If a/b < c/d are rational numbers then the set of rational numbers x/y such that a/b < x/y < c/d is not finite. The reason why is because if we happen to find a rational number in between a/b and c/d, let’s say, c/d – a/b = bc/bd – ad/bd = (bc – ad)/bd. This is a rational number between a/b and c/d. Now we have a/b < (bc – ad)/bd < c/d. We can repeat this same procedure to find a rational number between a/b and (bc – ad)/bd. (bc – ad)/bd – a/b = (bc – ad)/bd – ad/bd = (bc – 2ad)/bd. We can keep repeating this procedure for an infinite amount of times and get a different rational number each time that is between a/b and c/d.
Let S be a finite set, {a, b, c, d, … , n}, a, b, c, d, … , n are in the set of real numbers, S can have any number of elements. S cannot be Dedekind infinite. Dedekind infinite would imply that there is a bijective function from S to T, where T is an infinite set of numbers and T is a proper subset of S. T, which should be a proper subset of S if S is Dedekind infinite, has infinitely more elements than S, therefore S is not Dedekind infinite.
Let N be the set of natural numbers and S the set of squares of natural numbers. I will prove that |N| = |S|. The set N is infinite.

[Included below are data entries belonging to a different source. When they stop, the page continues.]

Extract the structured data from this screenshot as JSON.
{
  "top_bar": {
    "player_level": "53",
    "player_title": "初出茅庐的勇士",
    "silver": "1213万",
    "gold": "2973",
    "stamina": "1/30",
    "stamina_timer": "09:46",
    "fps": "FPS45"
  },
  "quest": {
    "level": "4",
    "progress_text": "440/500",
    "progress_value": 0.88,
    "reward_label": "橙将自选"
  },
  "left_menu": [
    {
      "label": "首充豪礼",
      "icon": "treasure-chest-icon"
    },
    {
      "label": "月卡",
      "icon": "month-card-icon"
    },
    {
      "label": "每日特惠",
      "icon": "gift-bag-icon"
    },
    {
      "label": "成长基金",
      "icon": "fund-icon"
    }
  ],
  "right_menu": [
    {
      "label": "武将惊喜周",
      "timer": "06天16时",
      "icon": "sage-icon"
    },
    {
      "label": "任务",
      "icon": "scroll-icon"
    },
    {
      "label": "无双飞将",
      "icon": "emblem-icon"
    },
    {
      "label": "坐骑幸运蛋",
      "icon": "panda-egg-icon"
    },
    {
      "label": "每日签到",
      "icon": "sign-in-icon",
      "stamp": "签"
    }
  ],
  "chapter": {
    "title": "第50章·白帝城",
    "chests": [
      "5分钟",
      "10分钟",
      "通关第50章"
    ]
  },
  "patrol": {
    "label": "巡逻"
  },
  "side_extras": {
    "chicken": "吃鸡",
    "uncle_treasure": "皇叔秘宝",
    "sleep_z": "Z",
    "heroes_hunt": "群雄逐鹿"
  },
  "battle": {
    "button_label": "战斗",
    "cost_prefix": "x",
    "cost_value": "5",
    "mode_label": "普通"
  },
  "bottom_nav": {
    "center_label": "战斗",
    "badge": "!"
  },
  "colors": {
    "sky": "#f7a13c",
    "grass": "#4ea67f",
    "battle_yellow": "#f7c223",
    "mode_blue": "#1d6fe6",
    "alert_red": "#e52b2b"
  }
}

For each element in the set of N, there is a matching square number which is in the set of S. Think of the functions y = x and y = x^2. The set of natural numbers and its squares are infinite and each number is N maps a number is S, therefore there is a bijective function Φ: N → S and |N| = |S|.
Let N x N denote the set of all ordered pairs {{m, n}: m, n in the set of N}. |N x N| = |N| because for every ordered pair, there will be a matching element in the set of N.